I breathe. In through my nose, out through my mouth. The way Tex breathes when he's steadying himself. In. Out. I'm not in a room with a locked door. I'm here.

"Do you want to go upstairs?" Tex asks. "Take the night off? I can handle the grill and Sheila can cover the kitchen. You don't have to go back out there."

I think about it. The part of me that's still shaking, the ten-year-old part, wants to go upstairs and lock the door. That part wants to be small and invisible and safe in the dark.

That was Matthew.

But there's another part. The part that feeds a hundred people on a Friday night without breaking a sweat. The part that pushed through exhaustion the day after almost drowning because Tex and Sheila were working and I wasn't going to sit on a stool while they carried the weight.

The Stormy part.

I climb off his lap. My legs are unsteady and my hands are still shaking. I stand up in the bar where I work, where I belong, where sixty bikers are outside waiting on plates that aren't going to make themselves.

I take a deep breath, shake my hands out and roll my shoulders back.

"I need to get back to work," I say. "I'm okay. I can do it."

Tex is still on the floor, looking up at me.

I can see the war on his face.
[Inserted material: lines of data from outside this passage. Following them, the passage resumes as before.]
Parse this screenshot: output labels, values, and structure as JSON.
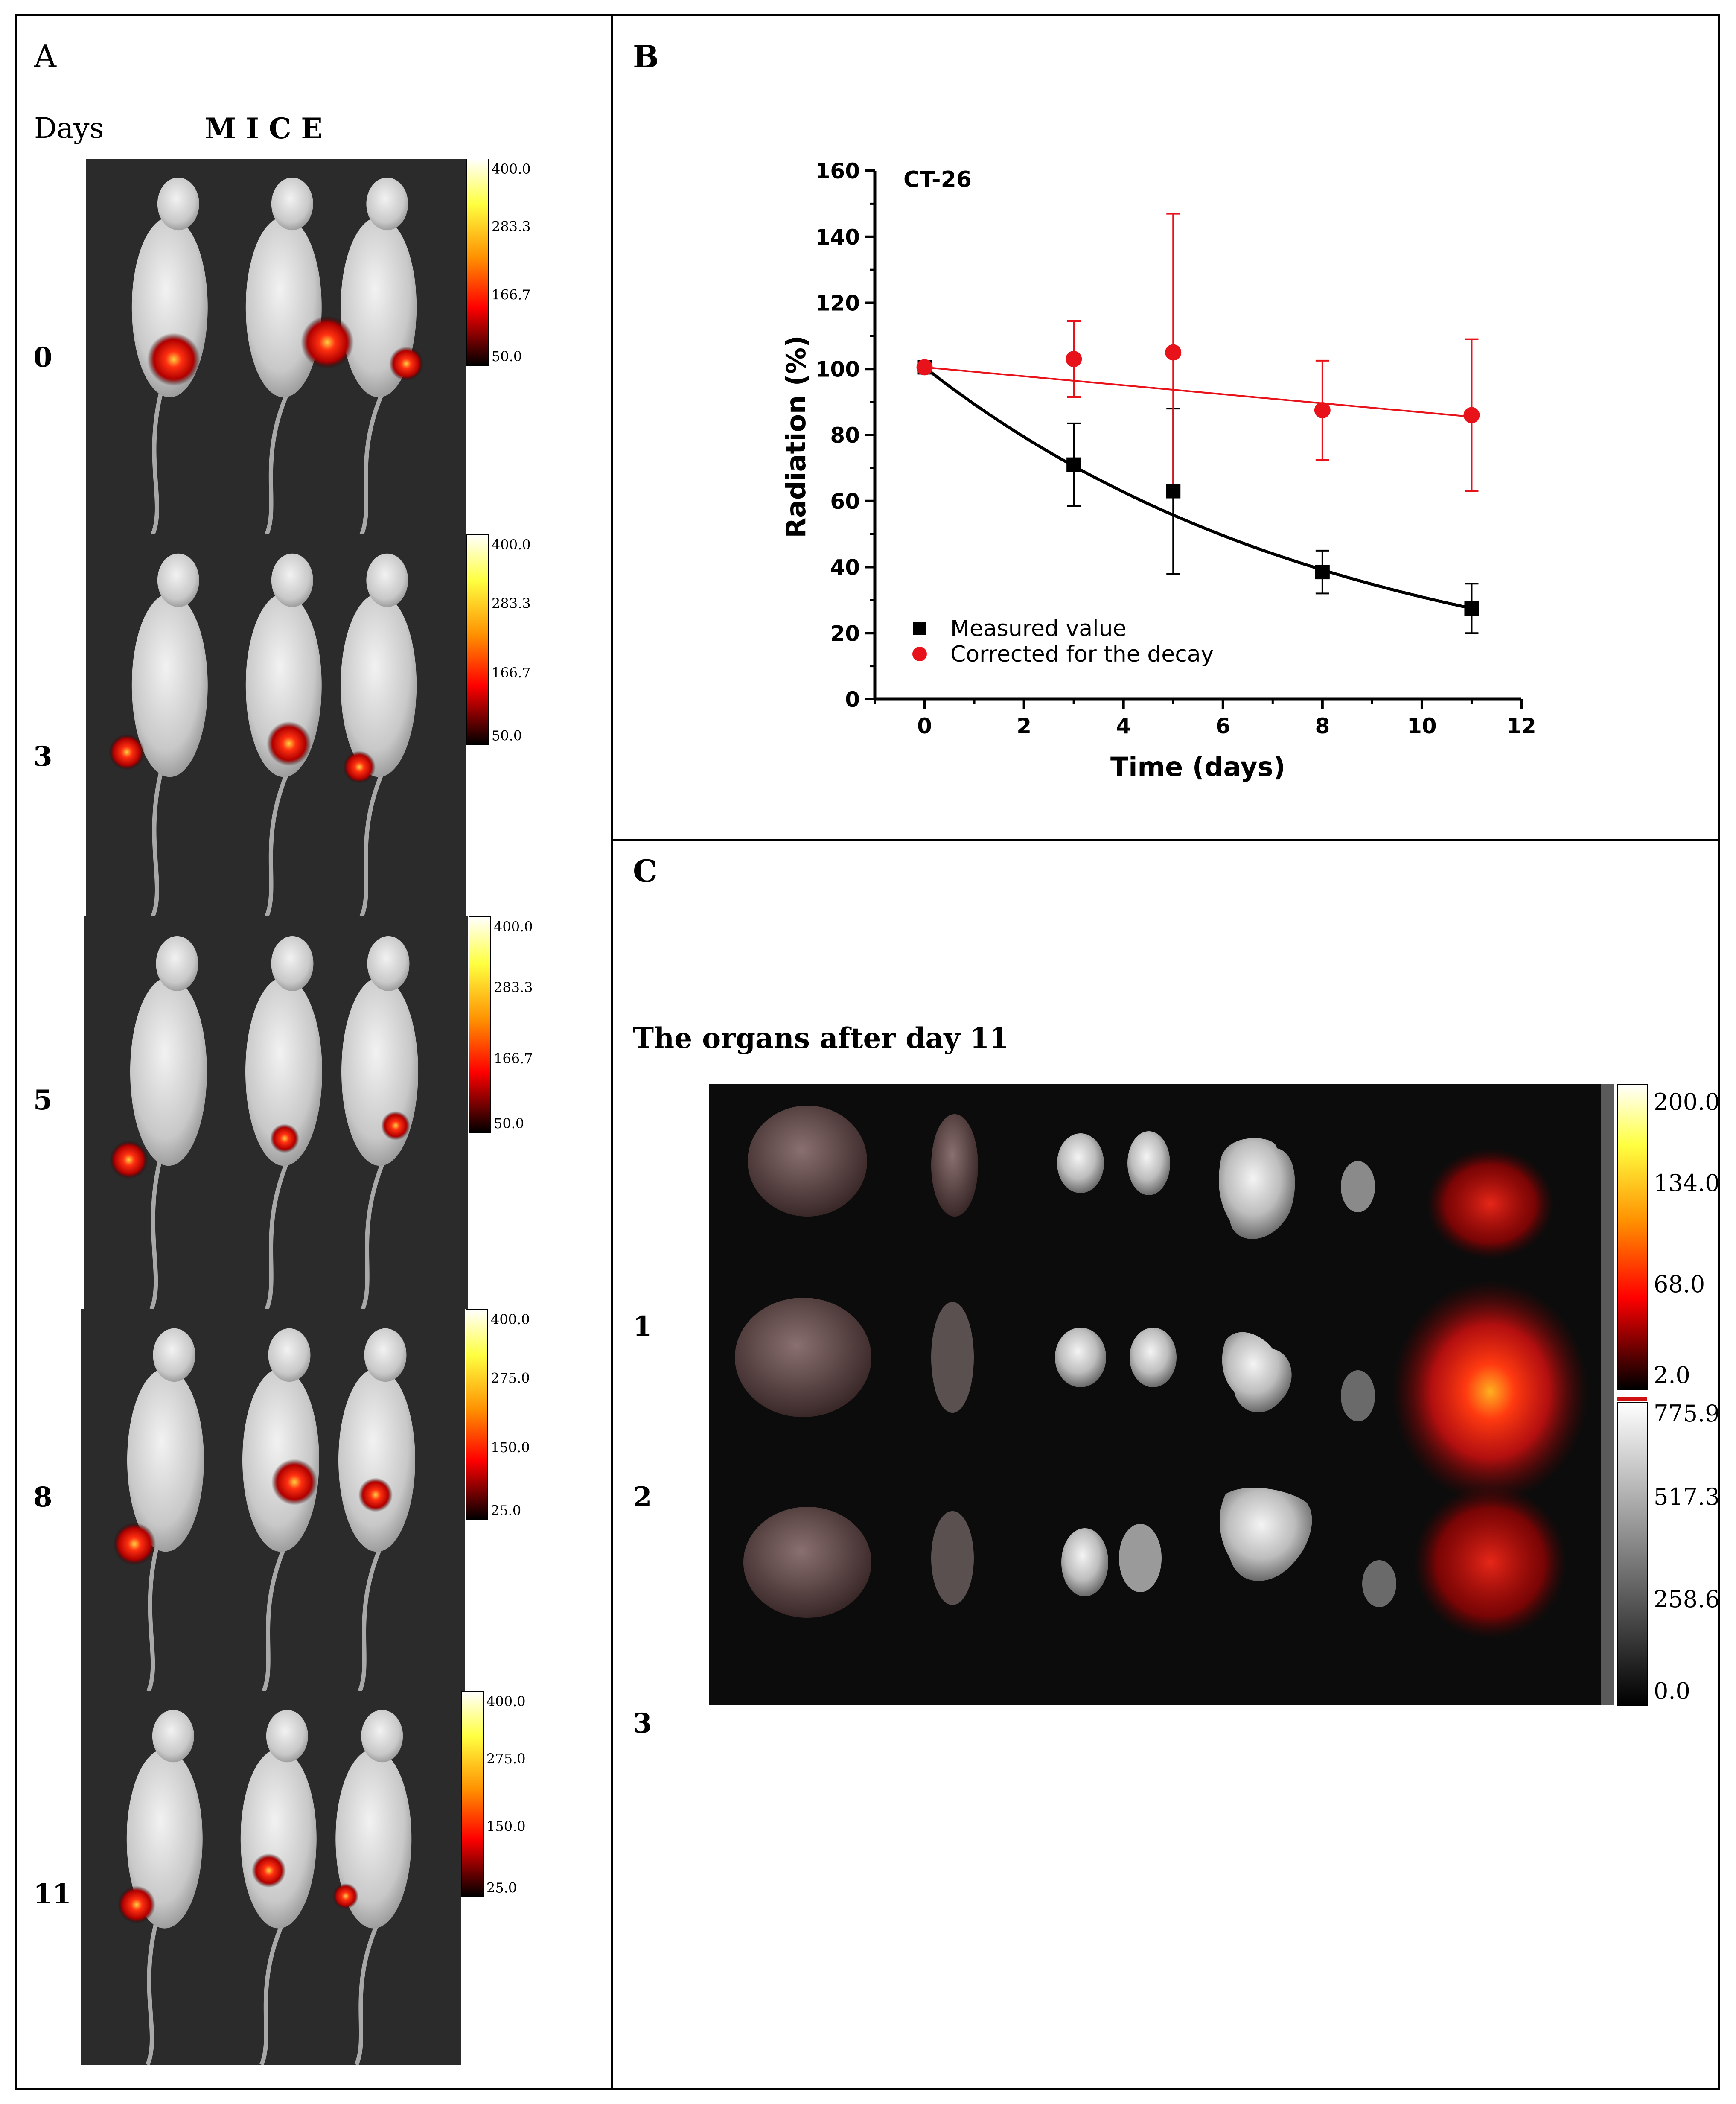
{
  "panels": {
    "a": {
      "letter": "A",
      "days_header": "Days",
      "mice_header": "M I C E",
      "rows": [
        {
          "day": "0",
          "scale": [
            "400.0",
            "283.3",
            "166.7",
            "50.0"
          ]
        },
        {
          "day": "3",
          "scale": [
            "400.0",
            "283.3",
            "166.7",
            "50.0"
          ]
        },
        {
          "day": "5",
          "scale": [
            "400.0",
            "283.3",
            "166.7",
            "50.0"
          ]
        },
        {
          "day": "8",
          "scale": [
            "400.0",
            "275.0",
            "150.0",
            "25.0"
          ]
        },
        {
          "day": "11",
          "scale": [
            "400.0",
            "275.0",
            "150.0",
            "25.0"
          ]
        }
      ]
    },
    "b": {
      "letter": "B"
    },
    "c": {
      "letter": "C",
      "title": "The organs after day 11",
      "rows": [
        "1",
        "2",
        "3"
      ],
      "color_scale": [
        "200.0",
        "134.0",
        "68.0",
        "2.0"
      ],
      "gray_scale": [
        "775.9",
        "517.3",
        "258.6",
        "0.0"
      ]
    }
  },
  "chart_data": {
    "type": "scatter",
    "annotation": "CT-26",
    "xlabel": "Time (days)",
    "ylabel": "Radiation (%)",
    "xlim": [
      -1,
      12
    ],
    "ylim": [
      0,
      160
    ],
    "xticks": [
      0,
      2,
      4,
      6,
      8,
      10,
      12
    ],
    "yticks": [
      0,
      20,
      40,
      60,
      80,
      100,
      120,
      140,
      160
    ],
    "legend_position": "bottom-left",
    "series": [
      {
        "name": "Measured value",
        "color": "#000000",
        "marker": "square",
        "x": [
          0,
          3,
          5,
          8,
          11
        ],
        "y": [
          100.5,
          71,
          63,
          38.5,
          27.5
        ],
        "err": [
          0,
          12.5,
          25,
          6.5,
          7.5
        ],
        "fit": "exponential",
        "fit_x": [
          0,
          11
        ],
        "fit_y": [
          100.5,
          27.5
        ]
      },
      {
        "name": "Corrected for the decay",
        "color": "#e8131a",
        "marker": "circle",
        "x": [
          0,
          3,
          5,
          8,
          11
        ],
        "y": [
          100.5,
          103,
          105,
          87.5,
          86
        ],
        "err": [
          0,
          11.5,
          42,
          15,
          23
        ],
        "fit": "linear",
        "fit_x": [
          0,
          11
        ],
        "fit_y": [
          100.5,
          85.5
        ]
      }
    ]
  },
  "colors": {
    "hot_low": "#1a0000",
    "hot_mid": "#e00000",
    "hot_high": "#ffff80",
    "image_bg": "#2b2b2b"
  }
}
Every instinct he has is telling him to pick me up and carry me upstairs.

Wrap himself around me and not let go until the sun comes up.

His hands are gripping his own knees, holding himself in place, and I can see what it costs him to stay there instead of scooping me up.

But he doesn't move. He lets me decide.

"You sure?" he asks.

"I'm sure. There's a lot of people out there and the beans are getting cold. If I don't get back on the line, Sheila's going to have to do it. Her hip is bothering her and she won't admit it."

He looks at me then he nods. He stands up, unfolding all six-five of himself from the kitchen floor, and he looks down at me and his eyes are full of love so fierce.

"I love you, baby," he says. "Let's go feed some bikers. I'm right behind you."

"Let's do it." I turn to the food station, grab a towel and wipe down the counter.

I pull fresh containers from the warmer and start loading plates.

Brisket, beans, slaw, bread. My hands are still trembling but the muscle memory takes over.

Scoop, plate, stack. Scoop, plate, stack.

The rhythm steadies me the way it always steadies me. The work is solid and real and mine.

I pick up two plates and walk to the back door. The parking lot is bright and loud and full of people. Somewhere out on the beach road a man in a truck is driving away from this bar, but I'm walking toward it.

"Order up!" I call out. A biker at the nearest table raises his beer, grins and says "there he is, Stormy, where you been?" and I say "making you the best damn brisket in the Panhandle."

I set the plates down and keep moving.